Theoretical analysis shows DDQ’s worst-case sample complexity matches the minimum bound between R-max and Delayed Q-learning, scaling as O(min(|S|²|A|/ε³(1−γ)⁸, |S||A|/ε⁴(1−γ)⁸)). While its bound is higher than the best-known PAC algorithms in isolation, empirical tests reveal DDQ often outperforms them in practice, particularly on difficult-to-learn MDPs. In such cases, DDQ not only requires fewer samples than Mormax (model-based) and UCB Q-learning (model-free) but also reduces computational load by limiting the number of costly model resolutions.
A grid-world benchmark with nine states demonstrated modest sample complexity gains over its parents when m₁ and m₂ were tuned for parity. In a challenging MDP designed to resemble biased coin detection, DDQ achieved near-optimal policies with 5,662 samples on average, compared to 7,770 for Mormax and 8,097 for UCB Q-learning, while performing fewer model resolutions.
The motivating application for DDQ lies in pediatric motor rehabilitation via human-robot interaction (HRI). Infants with motor delays often have limited opportunities for self-initiated exploration and social engagement. Interactive robots can act as adaptive playmates, encouraging goal-driven movement and reducing caregiver workload. However, each child’s behavior is unique, and data from rehabilitation sessions is sparse, challenging conventional RL methods.
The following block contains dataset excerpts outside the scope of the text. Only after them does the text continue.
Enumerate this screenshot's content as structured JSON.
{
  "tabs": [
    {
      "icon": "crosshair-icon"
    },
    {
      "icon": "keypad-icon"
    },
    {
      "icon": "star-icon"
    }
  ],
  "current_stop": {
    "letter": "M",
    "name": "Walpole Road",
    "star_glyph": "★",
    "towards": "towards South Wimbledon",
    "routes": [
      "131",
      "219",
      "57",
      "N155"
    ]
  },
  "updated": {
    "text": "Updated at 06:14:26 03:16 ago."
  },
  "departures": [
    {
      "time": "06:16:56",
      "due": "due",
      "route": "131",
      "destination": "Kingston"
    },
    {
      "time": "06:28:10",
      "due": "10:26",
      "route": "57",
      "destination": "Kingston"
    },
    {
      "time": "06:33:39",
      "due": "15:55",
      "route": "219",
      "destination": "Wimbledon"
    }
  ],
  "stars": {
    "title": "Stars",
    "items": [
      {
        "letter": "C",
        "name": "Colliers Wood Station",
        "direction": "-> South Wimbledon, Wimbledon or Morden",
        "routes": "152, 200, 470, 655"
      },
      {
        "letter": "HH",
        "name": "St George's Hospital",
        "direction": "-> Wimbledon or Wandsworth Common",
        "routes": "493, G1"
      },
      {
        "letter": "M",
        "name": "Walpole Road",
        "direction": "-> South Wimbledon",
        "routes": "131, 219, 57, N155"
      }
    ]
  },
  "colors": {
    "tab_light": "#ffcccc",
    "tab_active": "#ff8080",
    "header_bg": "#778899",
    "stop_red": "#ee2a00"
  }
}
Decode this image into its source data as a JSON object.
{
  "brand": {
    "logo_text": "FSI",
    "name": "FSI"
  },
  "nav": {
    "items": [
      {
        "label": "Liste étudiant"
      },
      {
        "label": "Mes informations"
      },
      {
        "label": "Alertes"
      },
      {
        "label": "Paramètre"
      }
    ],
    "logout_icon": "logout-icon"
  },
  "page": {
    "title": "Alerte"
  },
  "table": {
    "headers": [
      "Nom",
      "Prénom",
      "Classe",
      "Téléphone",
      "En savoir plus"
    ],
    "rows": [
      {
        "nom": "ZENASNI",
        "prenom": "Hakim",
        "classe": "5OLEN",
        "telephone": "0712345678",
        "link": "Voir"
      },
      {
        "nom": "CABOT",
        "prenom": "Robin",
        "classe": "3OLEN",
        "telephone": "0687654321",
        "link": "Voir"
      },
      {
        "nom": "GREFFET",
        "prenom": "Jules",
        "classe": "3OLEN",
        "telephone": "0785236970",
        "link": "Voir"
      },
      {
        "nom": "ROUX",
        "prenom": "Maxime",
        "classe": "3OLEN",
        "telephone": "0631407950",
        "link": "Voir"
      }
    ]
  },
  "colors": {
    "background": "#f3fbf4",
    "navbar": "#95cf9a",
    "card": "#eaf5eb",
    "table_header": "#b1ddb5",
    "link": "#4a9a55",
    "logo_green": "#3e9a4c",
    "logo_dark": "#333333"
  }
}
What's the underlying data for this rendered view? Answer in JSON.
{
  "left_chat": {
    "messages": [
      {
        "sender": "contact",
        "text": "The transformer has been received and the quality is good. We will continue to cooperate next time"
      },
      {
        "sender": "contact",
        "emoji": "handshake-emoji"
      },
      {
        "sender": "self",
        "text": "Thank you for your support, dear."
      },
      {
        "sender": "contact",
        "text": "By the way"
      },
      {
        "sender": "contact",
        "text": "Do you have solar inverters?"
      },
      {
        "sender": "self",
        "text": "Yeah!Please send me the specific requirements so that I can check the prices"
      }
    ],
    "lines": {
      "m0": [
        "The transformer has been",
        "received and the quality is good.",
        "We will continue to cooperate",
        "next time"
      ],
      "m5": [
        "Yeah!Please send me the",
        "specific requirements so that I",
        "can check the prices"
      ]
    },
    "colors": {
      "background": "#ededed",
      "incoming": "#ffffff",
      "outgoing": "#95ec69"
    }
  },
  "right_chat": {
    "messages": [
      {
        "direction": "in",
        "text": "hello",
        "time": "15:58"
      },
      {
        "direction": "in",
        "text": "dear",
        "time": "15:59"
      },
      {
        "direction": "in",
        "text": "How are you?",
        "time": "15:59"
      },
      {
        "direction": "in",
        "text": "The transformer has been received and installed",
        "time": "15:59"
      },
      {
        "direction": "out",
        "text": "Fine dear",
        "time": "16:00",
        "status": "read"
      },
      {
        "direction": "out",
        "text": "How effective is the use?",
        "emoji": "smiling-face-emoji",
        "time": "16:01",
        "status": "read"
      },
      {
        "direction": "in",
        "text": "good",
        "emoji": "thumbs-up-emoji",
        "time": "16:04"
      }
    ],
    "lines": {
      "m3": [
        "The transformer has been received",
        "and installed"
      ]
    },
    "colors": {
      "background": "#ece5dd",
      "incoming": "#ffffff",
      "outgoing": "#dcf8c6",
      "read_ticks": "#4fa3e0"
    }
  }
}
For this domain, MDP modeling is preferred over more complex partially observable models, as it reduces parameter count and data requirements. In a pilot study, DDQ was applied to a simple “chase” game between a mobile robot (Dash) and a 10-month-old infant. States captured the child’s attention and activity levels—such as not looking, looking, touching/expressing excitement, or chasing—while robot actions varied distance and movement patterns. Rewards favored states involving active engagement.
Six one-hour sessions were conducted with the robot teleoperated by a human, generating annotated video data. DDQ was trained on this dataset to produce an optimal policy, then deployed autonomously in two additional sessions. Accumulated rewards, normalized by interaction time, were compared between human-controlled and DDQ-driven play. Statistical analysis yielded a 95% confidence interval for improvement of [0.0289, 3.4197] with a p-value of 0.0477, indicating a significant likelihood that DDQ’s policy outperformed the human operator’s strategy.
By blending model-based precision with model-free scalability, DDQ addresses the data efficiency and adaptability demands of real-world HRI in rehabilitation contexts. Its PAC guarantees provide theoretical assurance, while empirical results suggest practical gains in both learning speed and computational economy. This hybrid approach offers a pathway toward more autonomous, responsive robotic partners capable of enhancing therapeutic outcomes for children with motor impairments.